There is no good reason why a population of nine billion cannot thrive. The purpose of our kind living on this planet is a transcendent one. The world will end when God chooses, probably with plenty of resources left over. Its end has little to do with caring for the planet, but everything to do with how we live on it.
Only these three disasters:
The total number of people doesn’t matter. What matters is the relative proportion of producers and of takers.
Environmentalism says that to protect the environment citizens can not do with their property what they like. That government approval must be sought to make changes to the citizen's property.
If there is a threatened species on your land that land has essentially been deeded to the government without compensation because the owner can do nothing to improve that land.
Environmentalism in guise of Global Warming seeks to set up Global government under the UN. This government will collect taxes, redistribute wealth and pass laws that govern world trade.
Freedom is fading fast and we sit idly by drinking our lattes and preparing our fantasy football picks.
Elon Musk is going to terraform and colonize Mars. We will have more space before you know it.
Elon Musk is going to terraform and colonize Mars. We will have more space before you know it.
For clarity, the world’s population of infants quit growing in the 1980s. The population is now likely NOT to reach 10 billion in the foreseeble future. The greater danger is a financial upheaval caused when increasing scarcity, apon which modern (post-medieval) foundations of finance are based. The doctrine of increasing scarcity states that any investment in natural resources will become profitable in the long run.
We have yet to “terraform” (Make habitable in significant densities) 90% of Earth’s LAND, let alone oceans.
LOL - But my son, nearly 15, is almost ‘lost’
He has a specific number of humans who must be born to match the number He anticipated before the creation of the world:
"All the days ordained for me were written in your book before one of them came to be." Ps. 139:16 and
"For he chose us in him before the creation of the world to be holy and blameless in his sight." Eph. 1:4
Evidently, we have not yet filled our quota, so we must keep producing more humans until we have.
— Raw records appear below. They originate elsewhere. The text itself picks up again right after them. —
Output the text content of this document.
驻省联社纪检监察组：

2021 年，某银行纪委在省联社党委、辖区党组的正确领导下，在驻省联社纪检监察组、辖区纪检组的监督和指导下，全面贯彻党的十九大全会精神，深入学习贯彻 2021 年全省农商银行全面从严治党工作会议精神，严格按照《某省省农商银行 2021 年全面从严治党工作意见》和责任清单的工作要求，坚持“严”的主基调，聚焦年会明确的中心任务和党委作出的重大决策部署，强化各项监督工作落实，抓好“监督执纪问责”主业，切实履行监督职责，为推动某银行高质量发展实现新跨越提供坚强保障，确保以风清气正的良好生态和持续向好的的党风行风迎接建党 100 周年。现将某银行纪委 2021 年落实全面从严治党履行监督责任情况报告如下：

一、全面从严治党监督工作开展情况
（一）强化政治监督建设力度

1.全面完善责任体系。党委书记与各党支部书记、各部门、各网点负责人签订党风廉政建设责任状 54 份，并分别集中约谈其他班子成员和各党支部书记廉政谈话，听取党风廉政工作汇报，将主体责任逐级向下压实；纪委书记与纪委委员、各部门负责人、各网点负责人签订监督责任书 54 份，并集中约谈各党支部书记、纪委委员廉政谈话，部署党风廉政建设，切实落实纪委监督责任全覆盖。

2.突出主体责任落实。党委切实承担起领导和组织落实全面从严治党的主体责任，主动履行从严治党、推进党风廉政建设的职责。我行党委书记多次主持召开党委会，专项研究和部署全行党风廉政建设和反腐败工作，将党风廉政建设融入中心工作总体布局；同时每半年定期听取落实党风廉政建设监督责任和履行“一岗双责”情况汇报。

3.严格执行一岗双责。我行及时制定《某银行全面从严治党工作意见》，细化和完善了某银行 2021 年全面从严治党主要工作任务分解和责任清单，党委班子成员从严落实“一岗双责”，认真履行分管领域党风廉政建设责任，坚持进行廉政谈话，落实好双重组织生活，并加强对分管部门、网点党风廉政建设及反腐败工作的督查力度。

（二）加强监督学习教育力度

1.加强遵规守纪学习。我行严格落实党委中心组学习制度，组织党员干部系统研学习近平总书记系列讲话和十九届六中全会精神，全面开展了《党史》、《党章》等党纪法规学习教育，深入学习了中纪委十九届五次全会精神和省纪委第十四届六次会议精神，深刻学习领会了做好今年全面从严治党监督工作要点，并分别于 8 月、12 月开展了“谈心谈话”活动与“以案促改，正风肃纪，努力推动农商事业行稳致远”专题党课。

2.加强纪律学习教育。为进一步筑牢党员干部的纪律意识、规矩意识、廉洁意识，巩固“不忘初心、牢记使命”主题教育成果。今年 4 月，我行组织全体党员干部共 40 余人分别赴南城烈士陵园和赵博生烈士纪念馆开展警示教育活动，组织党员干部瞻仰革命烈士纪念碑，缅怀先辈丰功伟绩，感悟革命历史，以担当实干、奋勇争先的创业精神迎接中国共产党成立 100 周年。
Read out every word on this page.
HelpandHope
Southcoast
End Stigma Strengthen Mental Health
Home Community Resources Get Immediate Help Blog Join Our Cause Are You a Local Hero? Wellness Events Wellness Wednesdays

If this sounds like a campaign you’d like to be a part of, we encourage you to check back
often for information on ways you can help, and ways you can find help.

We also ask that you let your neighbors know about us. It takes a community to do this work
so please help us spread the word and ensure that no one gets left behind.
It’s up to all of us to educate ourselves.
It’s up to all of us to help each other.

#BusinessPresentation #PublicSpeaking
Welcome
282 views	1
He wants lots of humans so He can bless lots of humans. It's what He does.
I had never heard of Fr. Schall, although his name sounds vaguely familiar. My high school was in San Francisco.
I can't believe I had not read any of his contributions until today. Now I have many articles to catch up on by this retired Jesuit (with a great sense of humor, even.)
In additional to this thread, this other topical article, from the link above, specially got my attention...
The Manufactured Confederate Flag Idiocy (My Title)
"What I see appears to be a vengeful elimination of any memory or dignity in the South, a dignity the peace after the Civil War thought it wise to allow."
Another excellent essay by Fr. Schall. Thanks for the link.